Trine Engineers and PTs Collaborate
Senior Trine University engineering students create augmented feedback device designed to help teach DPT students manual therapy techniques
After a professor pitched the idea of creating a manual therapy feedback device, engineering student Alexandra Kartje and her group members took it on as their senior design project. Keeping in mind that the device should be cost effective and useful for DPT students, they created an augmented feedback device with live graphical output for visual feedback and a vibration motor for tactile feedback.
“There are other devices similar to what we created, but they are outrageously expensive,” Kartje said. “With our main customer being the Trine Physical Therapy Department, the goal of this project was to provide the device at as low of a cost as possible. Ultimately, we wanted to improve the overall quality and consistency of the manual therapy techniques for Trine’s PT students.”
Throughout the process, Kartje and her group learned about physical therapy and how their product could make a difference in the classroom.
“Our group has learned a lot about manual therapy and physical therapy techniques in general,” Kartje said. “We are a group of engineering students, so we did not have any background coming in to the project. We have also learned how engineering can aid in a classroom setting.”

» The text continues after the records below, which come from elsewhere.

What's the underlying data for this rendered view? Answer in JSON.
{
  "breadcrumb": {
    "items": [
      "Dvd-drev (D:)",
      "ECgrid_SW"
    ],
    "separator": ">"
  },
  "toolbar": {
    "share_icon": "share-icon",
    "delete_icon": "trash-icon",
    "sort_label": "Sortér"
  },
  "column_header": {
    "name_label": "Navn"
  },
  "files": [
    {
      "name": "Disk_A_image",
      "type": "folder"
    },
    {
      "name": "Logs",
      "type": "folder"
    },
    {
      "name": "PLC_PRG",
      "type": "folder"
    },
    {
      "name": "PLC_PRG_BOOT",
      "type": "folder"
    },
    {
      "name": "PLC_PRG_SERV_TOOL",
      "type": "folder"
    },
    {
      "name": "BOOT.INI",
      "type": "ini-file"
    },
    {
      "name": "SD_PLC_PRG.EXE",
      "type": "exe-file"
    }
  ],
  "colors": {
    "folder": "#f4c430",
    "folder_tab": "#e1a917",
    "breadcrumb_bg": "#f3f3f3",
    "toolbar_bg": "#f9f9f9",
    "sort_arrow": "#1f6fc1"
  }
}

Once their prototype was finished, DPT students and faculty were able to try it out on each other in the lab. First year DPT student, Emma Bowman found the feedback device to be helpful with grading manual therapy.
“I found their device helpful, especially as someone who has not had any manual therapy training yet,” Bowman said. “It had an awesome feature that would vibrate when you reached the next grade. This helped me gauge how much pressure I needed to apply to accurately grade a mobilization.”